Hydrus opened this month at the Casino Pier amusement park, built above the beach rather than out over the water to prevent another catastrophe. It's not only thrilling riders; it's also raising spirits in a section of the Jersey shore where not everything is yet back to normal after the October 2012 storm.

"This is part of the rebirth of the town," said Mayor Anthony Vaz, who was among the many Seaside Heights residents displaced from their homes by the storm. "It's like a new start for us."

Seeing the Jet Star rusting away in the surf was painful, the mayor said.

"It went from icon to eyesore," he said.

Vaz estimated the resort town made infamous by the MTV reality show "Jersey Shore" has made a 70 percent recovery from Sandy. The borough's taxable property is still worth about $200 million less than it was before the storm.

Its neighbor to the north, the Ortley Beach section of the community of Toms River, is still struggling.

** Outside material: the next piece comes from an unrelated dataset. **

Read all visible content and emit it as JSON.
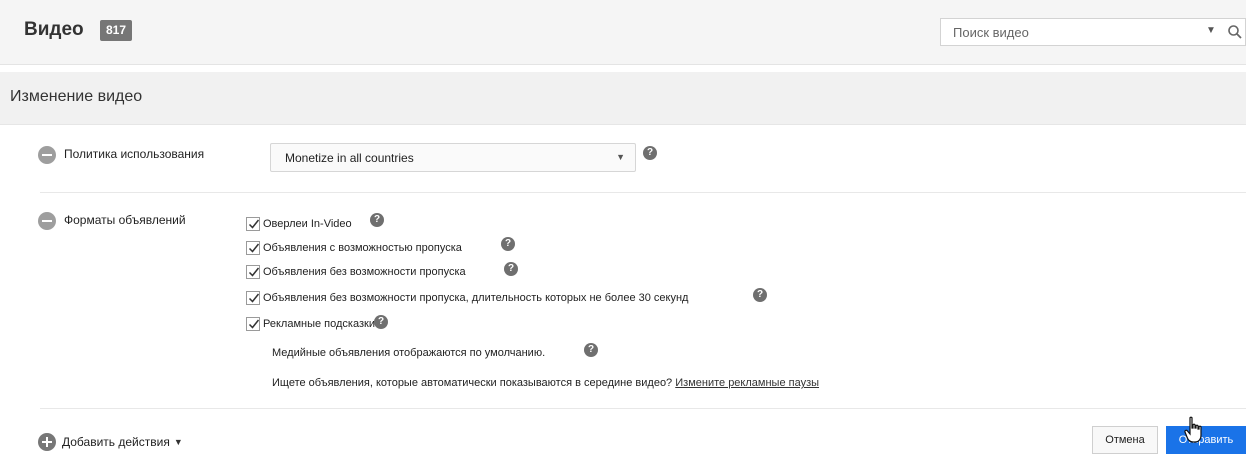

Many vacation homes near the beach that were destroyed have yet to be rebuilt, and many streets are pockmarked with empty lots and half-built wooden frames.

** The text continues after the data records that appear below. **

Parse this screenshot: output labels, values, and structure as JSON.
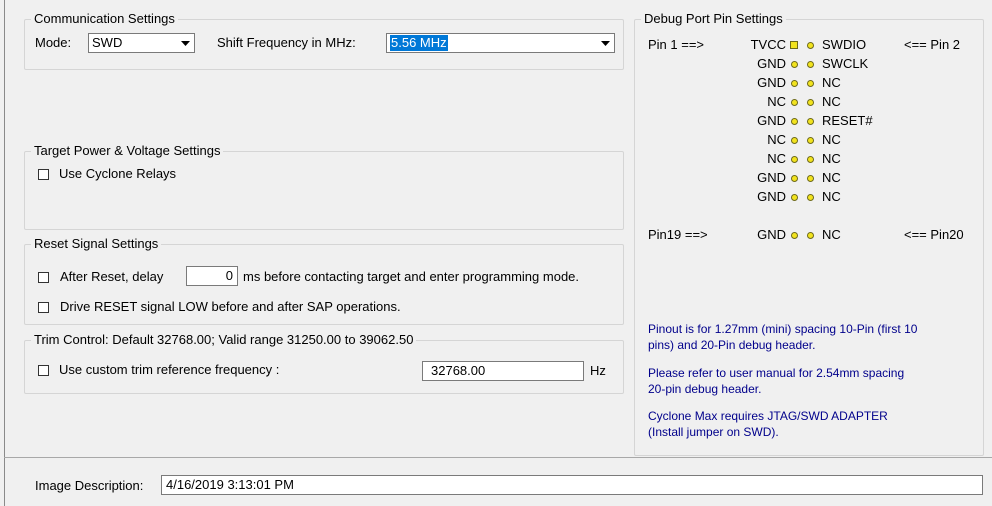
{
  "communication": {
    "legend": "Communication Settings",
    "mode_label": "Mode:",
    "mode_value": "SWD",
    "shift_label": "Shift Frequency in MHz:",
    "shift_value": "5.56 MHz"
  },
  "target_power": {
    "legend": "Target Power & Voltage Settings",
    "use_relays_label": "Use Cyclone Relays"
  },
  "reset": {
    "legend": "Reset Signal Settings",
    "after_reset_label": "After Reset, delay",
    "delay_value": "0",
    "delay_suffix": "ms before contacting target and enter programming mode.",
    "drive_reset_label": "Drive RESET signal LOW before and after SAP operations."
  },
  "trim": {
    "legend": "Trim Control: Default 32768.00; Valid range 31250.00 to 39062.50",
    "custom_label": "Use custom trim reference frequency :",
    "value": "32768.00",
    "unit": "Hz"
  },
  "debug": {
    "legend": "Debug Port Pin Settings",
    "pin1_label": "Pin 1 ==>",
    "pin2_label": "<== Pin 2",
    "pin19_label": "Pin19 ==>",
    "pin20_label": "<== Pin20",
    "rows": [
      {
        "left": "TVCC",
        "right": "SWDIO"
      },
      {
        "left": "GND",
        "right": "SWCLK"
      },
      {
        "left": "GND",
        "right": "NC"
      },
      {
        "left": "NC",
        "right": "NC"
      },
      {
        "left": "GND",
        "right": "RESET#"
      },
      {
        "left": "NC",
        "right": "NC"
      },
      {
        "left": "NC",
        "right": "NC"
      },
      {
        "left": "GND",
        "right": "NC"
      },
      {
        "left": "GND",
        "right": "NC"
      },
      {
        "left": "GND",
        "right": "NC"
      }
    ],
    "note1_line1": "Pinout is for 1.27mm (mini) spacing 10-Pin (first 10",
    "note1_line2": "pins) and 20-Pin debug header.",
    "note2_line1": "Please refer to user manual for 2.54mm spacing",
    "note2_line2": "20-pin debug header.",
    "note3_line1": "Cyclone Max requires JTAG/SWD ADAPTER",
    "note3_line2": "(Install jumper on SWD)."
  },
  "image_description": {
    "label": "Image Description:",
    "value": "4/16/2019 3:13:01 PM"
  },
  "colors": {
    "pin_marker": "#f2e31e",
    "note_text": "#00008b",
    "selection": "#0078d7"
  }
}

And to the south, businesses along the boardwalk in adjacent Seaside Park are still being rebuilt following a fire that swept through the Seaside Heights and Seaside Park boardwalks in September 2013.

Maria Mastoris, a spokeswoman for Casino Pier, said the company never doubted it would replace the Jet Star.

"Our team at Casino Pier has worked extremely hard since Hurricane Sandy in 2012 to rebuild and come back from the devastation," she said. "With our brand new roller coaster Hydrus, and Ferris wheel on our brand new extended pier, we can finally close the book on Sandy and start fresh."

Mastoris would not say how much the ride cost to build other than to say "millions."

Getting the new coaster in place took some doing. The old pier jutted out over the water; one of the main attractions of the Jet Star was the sensation of looking down and seeing the waves underneath.

But after Sandy destroyed part of the pier, it was obvious that a safer plan would be to build the new roller coaster on the beach.

That required a complicated land swap among Casino Pier and Seaside Heights because the ride would be occupying beachfront land that had public use restrictions on it.

In return for permission from the state Department of Environmental Protection to use the beach, Casino Pier donated land to the borough for additional parking, and gave the borough a historic boardwalk carousel that was due to be dismantled and sold off piece by piece. It will be displayed in a museum on the donated land.

Painted neon green and bright blue, the roller coaster has a 72-foot vertical drop, and several loops and twists that rattle the brains more than on the Jet Star. It costs about $10 to ride, although tickets can be bought cheaper in bulk.

"It was awesome!" exclaimed Alison Cornell of Belvidere, New Jersey. "It looked like you were going right in to the ocean. It was exhilarating. You get a 360-degree view of the whole area around it. It was really exciting."